As with all of His children, God uses trials and difficulties to change us for the better. None of us want to go through anything like what Job experienced, but we all share one thing in common. We need hearts that are tender and soft, as opposed to hard and resistant. We do not need hearts that are prideful and stubborn, but hearts that are weak and dependent on God. It is not natural for a man to have a heart that is surrendered to God. This is the work of His grace in our lives.

We know that things can happen that cause our hearts to become hard. We can sometimes be “hardened through the deceitfulness of sin” (Hebrews 3:13). Sin that is not confessed and forsaken can make our hearts hard. Sometimes circumstances and offenses have been the cause of hardened hearts. In any case, God wants our hearts to be tender and soft.

In the parable of the sower, when the seed fell on stony ground, the hardened heart did not bring forth fruit. God told the people in Hosea’s day to “break up your fallow ground” (Hosea 10:12). Revival will not come to a people whose hearts are hard and stubborn. If we learn anything from the Bible, we learn that the condition of the heart is the key to seeing God work in a life. Job testified that God made his heart soft. Heartache and hardships can do that. They can soften our hearts and make us more tender.

God does not need people who are calloused and stubborn; He wants and uses servants that are sensitive and broken. We need to be alert to the needs of others; however, most importantly, we need to be sensitive to the Spirit of God. Prideful and unyielded hearts are not prone to receive God’s Word or be responsive to His leadership. None of us like to go through trying times, but when we do, perhaps God will use our adversity to soften our hearts.


“Then answered Peter and said unto him, Behold, we have forsaken all, and followed thee; what shall we have therefore?”
Matthew 19:27

Peter felt like he and the others had forsaken all in order to follow their Savior. What would his reward be? How would he be compensated for his sacrifice? It is a question that has crossed many minds at one time or another. Sometimes the subject might surface in a period of discouragement or doubting, or perhaps in times of serious trials or disappointment.

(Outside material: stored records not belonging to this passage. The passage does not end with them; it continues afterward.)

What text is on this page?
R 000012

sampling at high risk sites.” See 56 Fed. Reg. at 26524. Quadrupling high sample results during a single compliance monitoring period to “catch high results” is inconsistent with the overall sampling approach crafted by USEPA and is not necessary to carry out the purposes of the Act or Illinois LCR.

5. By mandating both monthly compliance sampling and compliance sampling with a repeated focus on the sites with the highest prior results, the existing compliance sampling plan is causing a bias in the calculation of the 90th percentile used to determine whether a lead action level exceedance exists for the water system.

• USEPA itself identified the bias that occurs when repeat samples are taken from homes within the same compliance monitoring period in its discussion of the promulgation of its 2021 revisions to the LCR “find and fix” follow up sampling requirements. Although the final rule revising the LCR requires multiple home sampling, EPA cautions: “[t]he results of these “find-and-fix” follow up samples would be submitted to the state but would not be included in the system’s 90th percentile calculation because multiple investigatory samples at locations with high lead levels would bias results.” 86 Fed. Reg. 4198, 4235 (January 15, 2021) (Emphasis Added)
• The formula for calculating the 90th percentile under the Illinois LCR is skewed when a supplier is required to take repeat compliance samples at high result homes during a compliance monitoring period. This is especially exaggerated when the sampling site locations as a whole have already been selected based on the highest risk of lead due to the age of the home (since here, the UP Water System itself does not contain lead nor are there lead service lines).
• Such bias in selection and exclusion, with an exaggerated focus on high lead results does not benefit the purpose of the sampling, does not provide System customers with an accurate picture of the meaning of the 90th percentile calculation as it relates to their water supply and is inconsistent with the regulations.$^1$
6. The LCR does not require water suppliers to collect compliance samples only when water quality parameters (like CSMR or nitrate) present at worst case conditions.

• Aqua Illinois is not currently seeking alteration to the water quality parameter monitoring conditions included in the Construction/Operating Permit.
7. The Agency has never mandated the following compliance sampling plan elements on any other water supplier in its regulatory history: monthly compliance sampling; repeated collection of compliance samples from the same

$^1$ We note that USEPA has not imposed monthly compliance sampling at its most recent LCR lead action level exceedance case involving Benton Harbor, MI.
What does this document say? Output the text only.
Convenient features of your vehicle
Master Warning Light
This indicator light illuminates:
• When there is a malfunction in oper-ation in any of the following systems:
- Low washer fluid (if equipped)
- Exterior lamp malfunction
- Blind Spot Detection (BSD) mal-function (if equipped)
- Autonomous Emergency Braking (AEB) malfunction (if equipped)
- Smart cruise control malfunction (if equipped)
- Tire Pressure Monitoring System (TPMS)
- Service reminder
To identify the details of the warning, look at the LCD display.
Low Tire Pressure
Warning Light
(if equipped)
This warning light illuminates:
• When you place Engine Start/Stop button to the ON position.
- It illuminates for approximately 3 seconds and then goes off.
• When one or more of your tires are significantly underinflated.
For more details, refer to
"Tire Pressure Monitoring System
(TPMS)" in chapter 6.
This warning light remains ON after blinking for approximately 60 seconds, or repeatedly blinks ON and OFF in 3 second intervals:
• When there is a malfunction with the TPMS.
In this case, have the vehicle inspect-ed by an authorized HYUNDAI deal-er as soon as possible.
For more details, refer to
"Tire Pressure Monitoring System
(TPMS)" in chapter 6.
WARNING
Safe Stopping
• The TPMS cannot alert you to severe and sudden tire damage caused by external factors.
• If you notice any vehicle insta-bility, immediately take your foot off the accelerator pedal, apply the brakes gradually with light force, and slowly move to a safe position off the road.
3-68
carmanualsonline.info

Of course, some will probably never think about this because they have given nothing of great value in order to follow Jesus. They have never sacrificed their family or leisure time to serve the Lord. They have never given significant money or resources to the Lord’s work. However, for those like Peter who have made substantial investments in the work of God, it is a legitimate question.

Thankfully, for everyone who has ever sacrificed and then asked, “What shall we have therefore,” Jesus gives the answer. He promised Peter that he would be given a special place of responsibility in the future kingdom of Christ, and that everyone who had ever forsaken houses, family, or land would be rewarded abundantly, both in this life and in the life to come.

The question was a legitimate one, and the answer was direct. In every way, those who choose to serve Christ over self will be blessed. We are blessed in this life. This is the best life there is. If we had one thousand lives to live, we would want to live every one of them as a child of God. We never knew the meaning of joy and peace until we met the Lord. We have been blessed beyond all measure, with a new family, brothers and sisters in Christ. God has been so good to us. He daily loads us with benefits. We who have faithfully served the Lord in this life, will, as Peter was promised, be able to serve the Savior during the time of His millennial reign on this earth. For a thousand years, we will reign with Him on the earth. We will also be blessed throughout eternity. Forever we will experience the rewards of faithful service.

We, who serve Him because we love Him, hope to one day hear Him say, “Well done, thou good and faithful servant.” A follower of Christ may give up temporal things, forsaking them out of love and devotion to his Lord. He can be assured that God will reward him abundantly for time and for eternity.